"Treatment of subcutaneous tumors with a single injection of intralesional PV-10 led to near complete responses in all animals within days of exposure and significant regression of the injected lesions compared to controls (n=6 per group, p=0.027)." See my blog post Intralesional Injection of Rose Bengal Induces an Anti-tumor Immune Response and Potent Tumor Regressions in a Murine Model of Colon Cancer.Moffitt Cancer Center's preclinical and clinical multi-indication work from 2011 to date also employed a single injection of Provectus' lead oncology agent:
"Treatment of the subcutaneous lesion with a single injection of IL PV-10 led to regression of the injected lesion as well as the distant B16 melanoma lung metastases." See Moffitt's publication Intralesional Injection of Rose Bengal Induces a Systemic Tumor-Specific Immune Response in Murine Models of Melanoma and Breast Cancer.Single injections of PV-10 were used in Moffitt's clinical feasibility study at AACR and ASCO 2014, and their combining of PV-10 with immune checkpoint inhibitors at SITC 2014. You may even recall Moffitt's rather sensational August 2013 press release: Single Injection May Revolutionize Melanoma Treatment, Moffitt Study Shows.
These single injections more often than not completely destroy the tumors into which they are injected. At ESMO 2014 (and ASCO 2014) Provectus' presented exploratory analysis work of the company's melanoma Phase 2 trial that showed most lesions required 1-2 injections of PV-10 for complete destruction (i.e., complete response). Provectus' primary and secondary liver cancer Phase 1 and expanded Phase 1 liver trials sees tumors injected once, too. The company's recurrent breast cancer Phase 1 trial of several years ago also saw patients have their lesions injected once.
A single injection of PV-10 matter...so what?
First, few injections or one injection per lesion bodes very well for patient compliance with PV-10.

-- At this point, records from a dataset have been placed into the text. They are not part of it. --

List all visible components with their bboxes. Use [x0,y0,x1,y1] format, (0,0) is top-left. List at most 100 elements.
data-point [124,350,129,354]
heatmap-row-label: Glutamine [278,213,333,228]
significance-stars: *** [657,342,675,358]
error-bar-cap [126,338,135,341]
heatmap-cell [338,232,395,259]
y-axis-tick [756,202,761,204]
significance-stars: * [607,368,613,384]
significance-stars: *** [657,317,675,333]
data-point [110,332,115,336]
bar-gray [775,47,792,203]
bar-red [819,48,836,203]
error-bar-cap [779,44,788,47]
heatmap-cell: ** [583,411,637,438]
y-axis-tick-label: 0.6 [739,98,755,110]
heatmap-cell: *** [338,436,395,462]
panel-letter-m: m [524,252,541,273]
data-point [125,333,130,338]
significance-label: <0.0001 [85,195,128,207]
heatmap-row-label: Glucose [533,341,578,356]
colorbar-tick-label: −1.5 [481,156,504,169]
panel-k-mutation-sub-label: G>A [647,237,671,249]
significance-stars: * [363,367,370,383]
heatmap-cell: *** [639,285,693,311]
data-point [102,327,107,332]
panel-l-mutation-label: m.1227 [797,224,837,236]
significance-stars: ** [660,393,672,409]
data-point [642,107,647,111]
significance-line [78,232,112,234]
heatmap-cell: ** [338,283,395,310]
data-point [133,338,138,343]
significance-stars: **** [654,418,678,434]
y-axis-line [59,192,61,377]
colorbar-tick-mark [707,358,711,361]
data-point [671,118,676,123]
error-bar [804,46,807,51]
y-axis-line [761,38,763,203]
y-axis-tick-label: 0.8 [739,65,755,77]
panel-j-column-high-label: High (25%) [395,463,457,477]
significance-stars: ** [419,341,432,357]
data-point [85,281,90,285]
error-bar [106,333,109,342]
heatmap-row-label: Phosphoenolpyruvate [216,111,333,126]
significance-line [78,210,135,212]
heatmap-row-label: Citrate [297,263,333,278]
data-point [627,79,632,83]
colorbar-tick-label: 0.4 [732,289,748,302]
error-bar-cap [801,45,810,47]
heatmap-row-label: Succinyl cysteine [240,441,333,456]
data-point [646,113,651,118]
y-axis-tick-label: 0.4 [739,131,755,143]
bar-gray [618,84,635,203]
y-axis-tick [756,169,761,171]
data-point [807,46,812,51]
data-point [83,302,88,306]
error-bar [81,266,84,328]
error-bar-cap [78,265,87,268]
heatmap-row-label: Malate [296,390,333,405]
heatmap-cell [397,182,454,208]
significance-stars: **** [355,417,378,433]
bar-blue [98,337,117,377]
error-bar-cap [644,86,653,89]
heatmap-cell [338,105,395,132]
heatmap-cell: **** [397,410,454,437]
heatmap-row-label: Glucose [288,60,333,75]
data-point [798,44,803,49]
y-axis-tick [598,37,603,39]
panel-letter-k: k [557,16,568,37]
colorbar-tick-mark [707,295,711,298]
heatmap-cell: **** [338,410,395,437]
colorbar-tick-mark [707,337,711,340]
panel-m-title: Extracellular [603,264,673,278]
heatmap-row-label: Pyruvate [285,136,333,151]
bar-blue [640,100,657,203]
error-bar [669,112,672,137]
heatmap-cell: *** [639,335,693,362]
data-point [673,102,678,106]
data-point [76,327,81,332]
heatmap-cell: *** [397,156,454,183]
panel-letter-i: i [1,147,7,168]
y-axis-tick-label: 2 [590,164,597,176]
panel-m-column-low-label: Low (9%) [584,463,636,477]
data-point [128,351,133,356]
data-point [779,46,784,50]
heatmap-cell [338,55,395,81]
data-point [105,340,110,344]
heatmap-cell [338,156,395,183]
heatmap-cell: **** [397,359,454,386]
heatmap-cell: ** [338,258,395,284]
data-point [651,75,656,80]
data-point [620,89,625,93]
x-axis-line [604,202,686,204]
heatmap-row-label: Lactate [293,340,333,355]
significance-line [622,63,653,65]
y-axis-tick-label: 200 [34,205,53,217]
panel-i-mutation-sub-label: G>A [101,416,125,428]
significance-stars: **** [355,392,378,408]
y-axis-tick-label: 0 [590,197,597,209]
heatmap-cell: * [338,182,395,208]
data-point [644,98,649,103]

Second, one injection achieving complete response should mean PV-10 is absolutely and relatively more effective than other approved and investigational agents also trying hard to destroy tumors. More with less might lead to much more with more.
Third, more robust efficacy at the so-called local level of lesion injection that leads to complete response (complete destruction) might mean greater immunological signalling of the immune system and thus a better result for destroying cancer elsewhere in the body.
Big Pharma admits that while they are pretty good at shrinking tumors, they are not good at getting rid of them. See my February 2014 blog post Big Pharma has a Shrinkage Problem.
Oddly, at ASCO 2015 Dr. James Allison, PhD said ignore the tumor and just work on the immune system, while attempting to patent the treatment combination of an oncolytic virus and immune checkpoint inhibition. See the blog's news page's ASCO Day #3, sampling (May 31, 2015).
"Up-and-coming" oncolytic virus company Viralytics' lead investigational drug based on Coxsackievirus A21 requires a multi-day, multi-injection per lesion approach (i.e., 10 series of injections).
Amgen's talimogene laherparepvec, as part of their collaboration with Bristol-Myers to combine T-Vec and ipi, was administered by intratumoral injection on day 1 of week 1, day 1 of week 4, and then every two weeks thereafter.
Amgen's preclinical work of T-Vec presented at AACR 2015 exploring the efficacy of the combination of T-Vec and immune checkpoint blockade required multiple injections of the intralesional/intratumoral agent.
Idera's recent "strategic clinical research alliance" with MD Anderson Cancer Center to combine the company's intratumoral toll receptor with ipilimumab in patients with advanced melanoma is the logical combination of a co-stim agent (Idera's IMO-2125) with a co-inhibitory agent (CTLA-4 ipi). Interestingly, or perhaps not so interestingly, IMO-2125 requires injections over multiple days (i.e., 4-5) and achieves less efficacy than PV-10.